COVID-19/ INDICAID IgM/IgG Test

Product Description
The INDICAID® COVID-19 IgM/IgG Antibody Test is a FDA Authorized and CE-marked in-vitro diagnostic rapid test for determining the presence of SARS-CoV-2 antibody in direct whole blood samples.
Antibodies produced by the body to fight infections can be used as markers for disease exposure or immunity. They can be detected after vaccination or as early as one week after infection.
Clinically validated with overall sensitivity and specificity at 97% and 99% respectively, INDICAID provides intuitive visual results in 10 minutes.

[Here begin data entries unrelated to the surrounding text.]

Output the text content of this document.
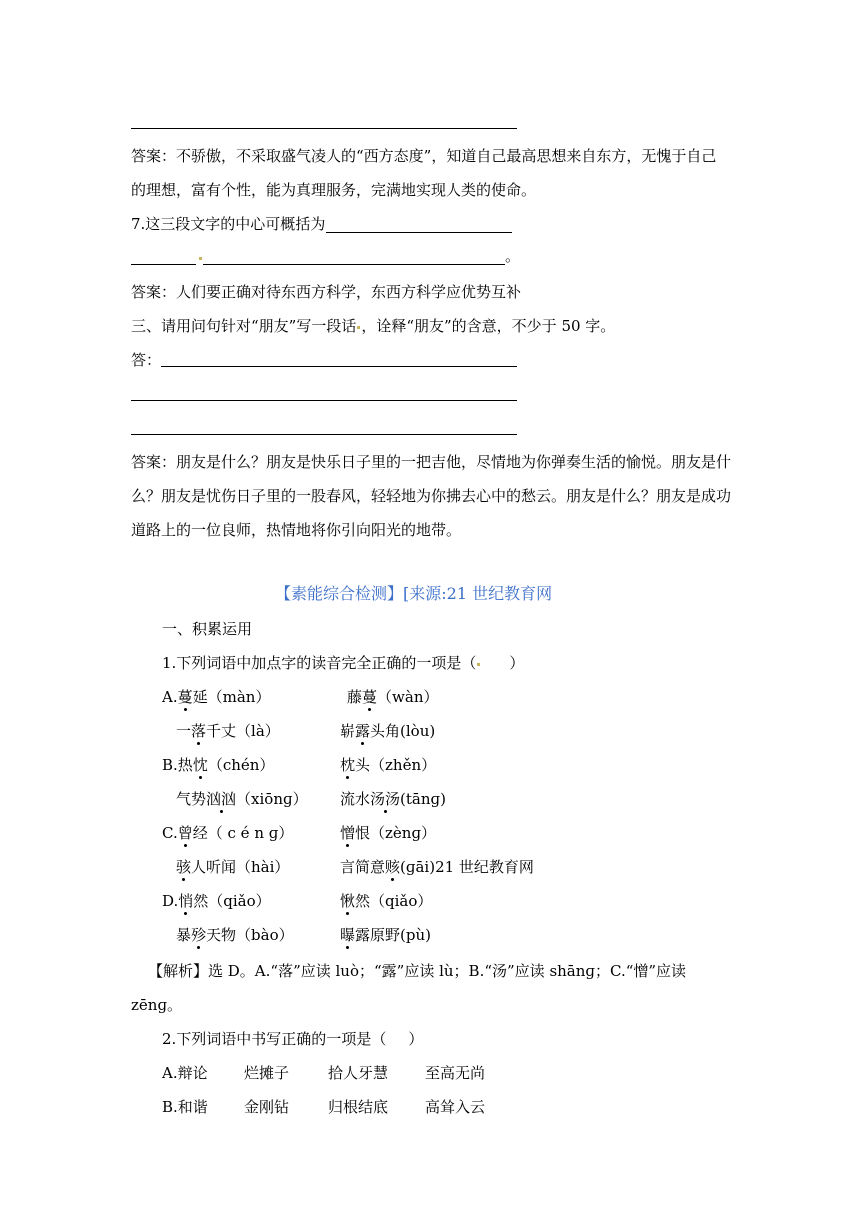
答案：不骄傲，不采取盛气凌人的“西方态度”，知道自己最高思想来自东方，无愧于自己
的理想，富有个性，能为真理服务，完满地实现人类的使命。
7.这三段文字的中心可概括为
。
答案：人们要正确对待东西方科学，东西方科学应优势互补
三、请用问句针对“朋友”写一段话 ，诠释“朋友”的含意，不少于 50 字。
答：
答案：朋友是什么？朋友是快乐日子里的一把吉他，尽情地为你弹奏生活的愉悦。朋友是什
么？朋友是忧伤日子里的一股春风，轻轻地为你拂去心中的愁云。朋友是什么？朋友是成功
道路上的一位良师，热情地将你引向阳光的地带。
【素能综合检测】[来源:21 世纪教育网
一、积累运用
1.下列词语中加点字的读音完全正确的一项是（ ）
A.蔓延（màn）	藤蔓（wàn）
一落千丈（là）	崭露头角(lòu)
B.热忱（chén）	枕头（zhěn）
气势汹汹（xiōnɡ） 流水汤汤(tānɡ)
C.曾经（ c é n ɡ）	憎恨（zènɡ）
骇人听闻（hài）	言简意赅(ɡāi)21 世纪教育网
D.悄然（qiǎo）	愀然（qiǎo）
暴殄天物（bào）	曝露原野(pù)
【解析】选 D。A.“落”应读 luò；“露”应读 lù；B.“汤”应读 shānɡ；C.“憎”应读
zēnɡ。
2.下列词语中书写正确的一项是（ ）
A.辩论 烂摊子	拾人牙慧 至高无尚
B.和谐 金刚钻	归根结底 高耸入云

No special equipment or facilities needed.
This test kit is designed for primary screening only. If you have any doubts about the test results, seek medical advise immediately. The Test result should be used in conjunction with other clinical information to diagnose COVID-19 infection. If you are suspecting an infection, feeling unwell or have any symptoms such as fever, cough, runny nose, sore throat, you should consult medical professionals immediately for the confirmation of diagnosis.
Instructions:
• Remove the test device from its packaging
• Disinfect the fingertip with the alcohol pad
• Twist and pull to remove the cap from the safety lancet
• Press the safety lancet firmly against the clean fingertip.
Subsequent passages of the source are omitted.